A reverse mortgage is also known as a senior mortgage. It is a type of mortgage loan normally secured by an existing residential property, which allows the holder to access that property’s equity. These loans are normally marketed to elderly homeowners and are not required to have monthly repayment payments. The home is not required to be occupied during the life of the loan.
The applicant must be at least 62 years old and currently employed. The applicant must also own a primary residence. The applicant does not necessarily need to be living in this home to take advantage of a reverse mortgage; however, it is usually easier to qualify for a reverse mortgage on one’s primary residence. Some people may qualify for a reverse mortgage even if they own another property, but the odds are slim.
To qualify for a reverse mortgage, there must be two things to consider: age and income. If the applicant can still make their monthly mortgage payment, there is no longer an issue. The second factor, income, is more complex. The loan needs to be at least 2 percent of the house’s total cost, or else the lender will not provide financing. The heirs may also be able to receive the proceeds from the house’s sale, depending on the estate’s equity.
There are several options for homeowners. One option is a home equity conversion mortgage. This type of reverse mortgage requires borrowers to put their primary residence and rental properties that they currently own for collateral. The proceeds from the sale of these properties will pay off the principal on the reverse mortgage. The borrowers can choose to borrow only the amount needed for their current living expenses or borrow the entire amount needed. They do not have to pay interest while they pay off their loan.

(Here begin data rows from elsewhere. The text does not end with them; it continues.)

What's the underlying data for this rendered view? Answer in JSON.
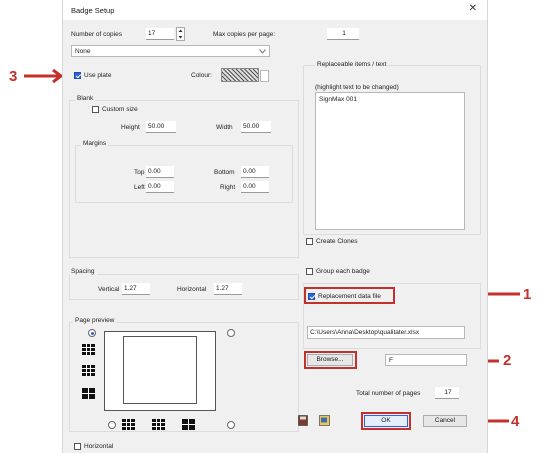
{
  "window": {
    "title": "Badge Setup",
    "close_glyph": "✕"
  },
  "copies": {
    "label": "Number of copies",
    "value": "17",
    "max_label": "Max copies per page:",
    "max_value": "1"
  },
  "plate_select": {
    "value": "None"
  },
  "use_plate": {
    "label": "Use plate",
    "checked": true,
    "colour_label": "Colour:"
  },
  "blank": {
    "group_label": "Blank",
    "custom_size_label": "Custom size",
    "height_label": "Height",
    "height_value": "50.00",
    "width_label": "Width",
    "width_value": "50.00"
  },
  "margins": {
    "group_label": "Margins",
    "top_label": "Top",
    "top_value": "0.00",
    "bottom_label": "Bottom",
    "bottom_value": "0.00",
    "left_label": "Left",
    "left_value": "0.00",
    "right_label": "Right",
    "right_value": "0.00"
  },
  "replaceable": {
    "group_label": "Replaceable items / text",
    "hint": "(highlight text to be changed)",
    "item": "SignMax 001"
  },
  "create_clones_label": "Create Clones",
  "spacing": {
    "group_label": "Spacing",
    "vertical_label": "Vertical",
    "vertical_value": "1.27",
    "horizontal_label": "Horizontal",
    "horizontal_value": "1.27"
  },
  "group_each_badge_label": "Group each badge",
  "replacement_data_file_label": "Replacement data file",
  "file_path": "C:\\Users\\Anna\\Desktop\\qualitater.xlsx",
  "browse_label": "Browse...",
  "browse_aux": "F",
  "page_preview_label": "Page preview",
  "horizontal_check_label": "Horizontal",
  "total_pages": {
    "label": "Total number of pages",
    "value": "17"
  },
  "ok_label": "OK",
  "cancel_label": "Cancel",
  "annotations": {
    "n1": "1",
    "n2": "2",
    "n3": "3",
    "n4": "4",
    "color": "#c4302b"
  }
}
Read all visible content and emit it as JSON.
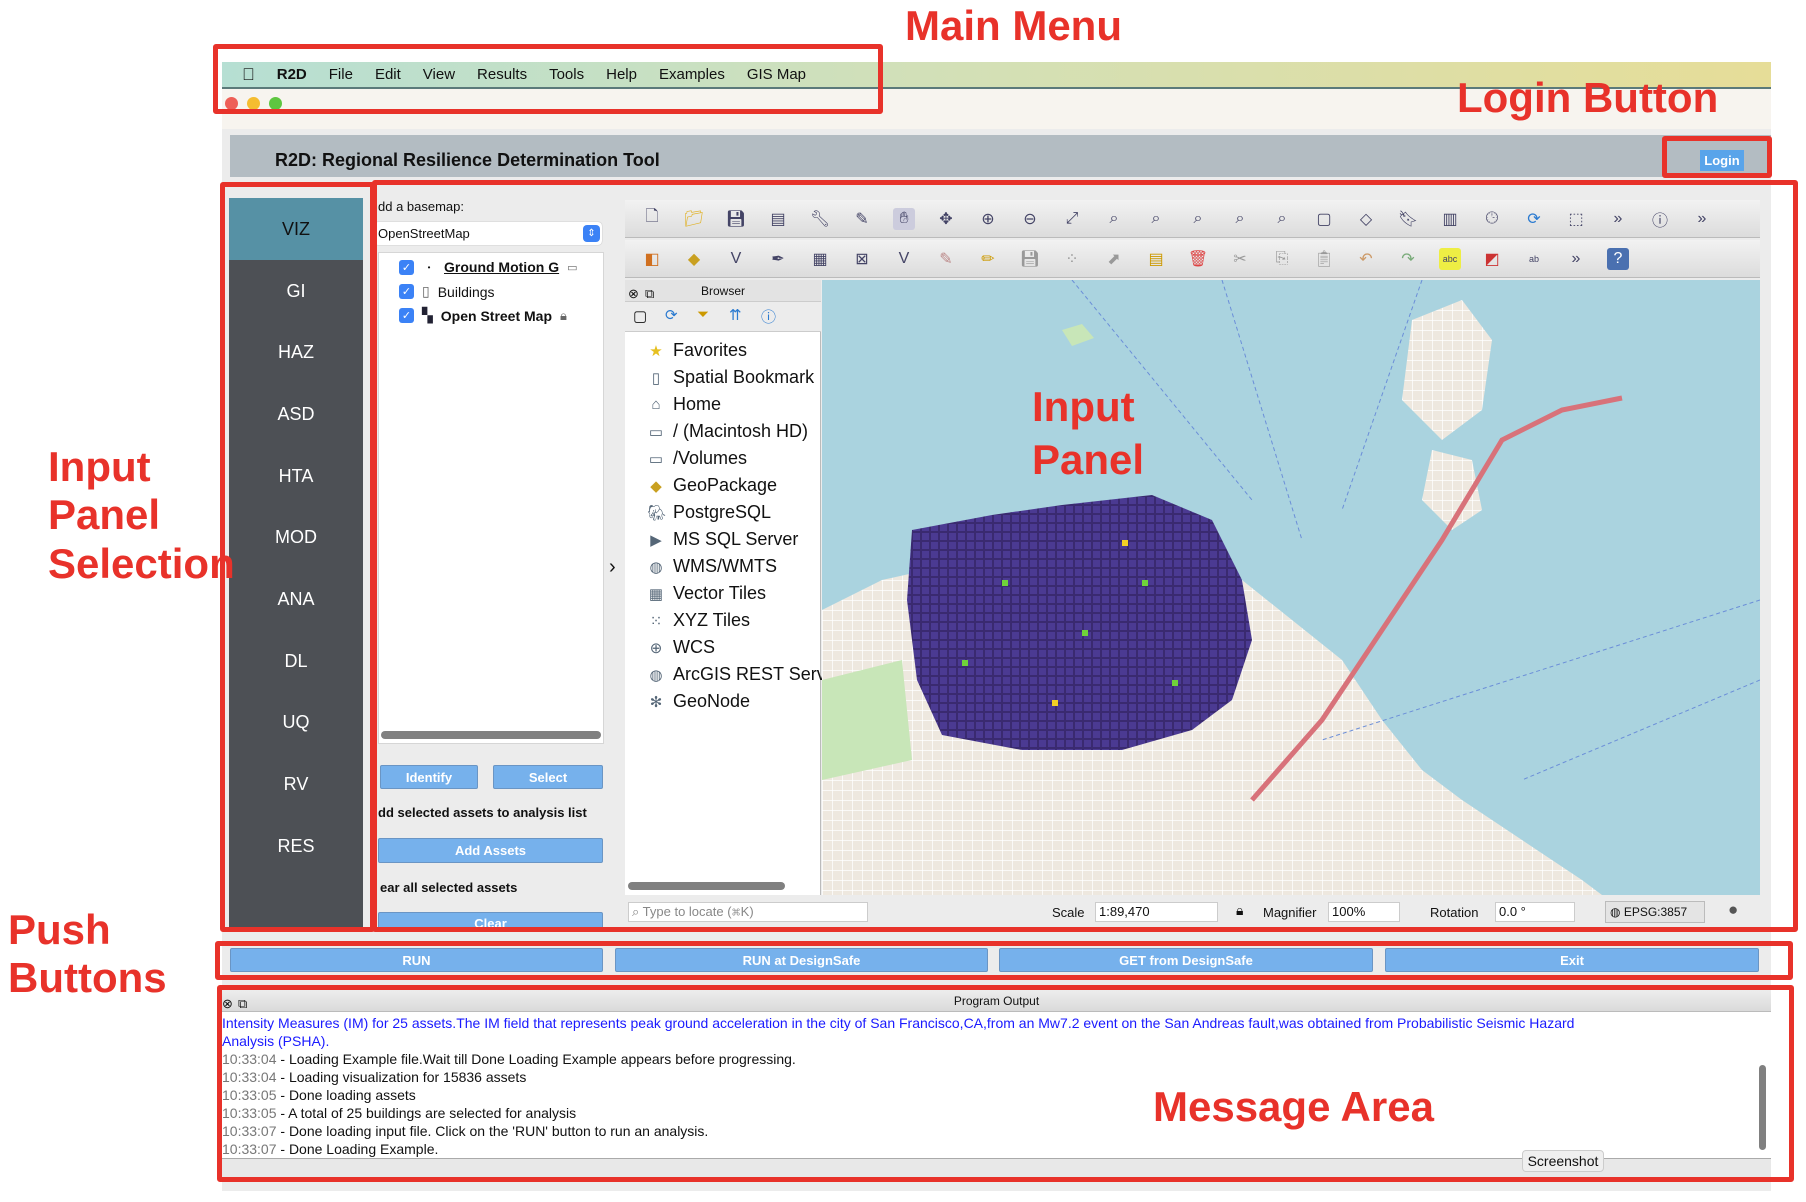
{
  "menu": {
    "app": "R2D",
    "items": [
      "File",
      "Edit",
      "View",
      "Results",
      "Tools",
      "Help",
      "Examples",
      "GIS Map"
    ]
  },
  "window": {
    "title": "R2D: Regional Resilience Determination Tool",
    "login_label": "Login"
  },
  "sidebar": {
    "selected": "VIZ",
    "items": [
      "VIZ",
      "GI",
      "HAZ",
      "ASD",
      "HTA",
      "MOD",
      "ANA",
      "DL",
      "UQ",
      "RV",
      "RES"
    ]
  },
  "left_panel": {
    "basemap_label": "dd a basemap:",
    "basemap_value": "OpenStreetMap",
    "layers": [
      {
        "name": "Ground Motion G",
        "checked": true
      },
      {
        "name": "Buildings",
        "checked": true
      },
      {
        "name": "Open Street Map",
        "checked": true
      }
    ],
    "identify_label": "Identify",
    "select_label": "Select",
    "add_label": "dd selected assets to analysis list",
    "add_button": "Add Assets",
    "clear_label": "ear all selected assets",
    "clear_button": "Clear"
  },
  "browser": {
    "title": "Browser",
    "items": [
      "Favorites",
      "Spatial Bookmark",
      "Home",
      "/ (Macintosh HD)",
      "/Volumes",
      "GeoPackage",
      "PostgreSQL",
      "MS SQL Server",
      "WMS/WMTS",
      "Vector Tiles",
      "XYZ Tiles",
      "WCS",
      "ArcGIS REST Serv",
      "GeoNode"
    ]
  },
  "status": {
    "search_placeholder": "Type to locate (⌘K)",
    "scale_label": "Scale",
    "scale_value": "1:89,470",
    "magnifier_label": "Magnifier",
    "magnifier_value": "100%",
    "rotation_label": "Rotation",
    "rotation_value": "0.0 °",
    "crs": "EPSG:3857"
  },
  "push_buttons": [
    "RUN",
    "RUN at DesignSafe",
    "GET from DesignSafe",
    "Exit"
  ],
  "output": {
    "title": "Program Output",
    "intro": [
      "Intensity Measures (IM) for 25 assets.The IM field that represents peak ground acceleration in the city of San Francisco,CA,from an Mw7.2 event on the San Andreas fault,was obtained from Probabilistic Seismic Hazard",
      "Analysis (PSHA)."
    ],
    "lines": [
      {
        "time": "10:33:04",
        "text": " - Loading Example file.Wait till Done Loading Example appears before progressing."
      },
      {
        "time": "10:33:04",
        "text": " - Loading visualization for 15836 assets"
      },
      {
        "time": "10:33:05",
        "text": " - Done loading assets"
      },
      {
        "time": "10:33:05",
        "text": " - A total of 25 buildings are selected for analysis"
      },
      {
        "time": "10:33:07",
        "text": " - Done loading input file. Click on the 'RUN' button to run an analysis."
      },
      {
        "time": "10:33:07",
        "text": " - Done Loading Example."
      }
    ],
    "tooltip": "Screenshot"
  },
  "annotations": {
    "main_menu": "Main Menu",
    "login": "Login Button",
    "panel_selection": "Input\nPanel\nSelection",
    "input_panel": "Input\nPanel",
    "push_buttons": "Push\nButtons",
    "message_area": "Message Area"
  },
  "colors": {
    "annotation": "#e8322a",
    "button": "#76b1ec",
    "sidebar": "#4d5055",
    "sidebar_selected": "#5691a5",
    "intro_text": "#1a1aff"
  }
}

Another option is a reverse mortgage co-signer. With a co-signer, other borrowers or family members can sign on as equity contributors. They can borrow against the equity in the homeowner’s home and contribute funds toward payments. The borrower will only pay interest on the funds they borrow. Because the borrowers are technically responsible for their reverse mortgage loan repayment, financial planners and lenders often recommend co-signers.
A reverse mortgage might also be obtained through a variable interest rate loan balance. This option requires that the homeowner agrees to a fixed rate, usually over the long term, in return for a lump sum of cash. This lump sum might be paid out to the borrowers periodically, or it might be a large amount.
If one or more of the heirs is unable to work and provide funds for the home equity loan, the lender will often allow another heir to take care of it. In this instance, the lender will allow the borrower to choose who will get the money among their heirs. Usually, the proceeds go to the younger son or daughter. However, if there is no income, the proceeds go to the heirs.
It should be noted that some reverse mortgage programs allow homeowners to make partial payments until they reach the age of 70. At that time, if they have not reached the end of their loan balance and equity, then they are retired. For many senior homeowners, a reverse mortgage could be an important way to supplement their retirement income. It can also be an important way to use home equity to build up capital for investments and home improvements.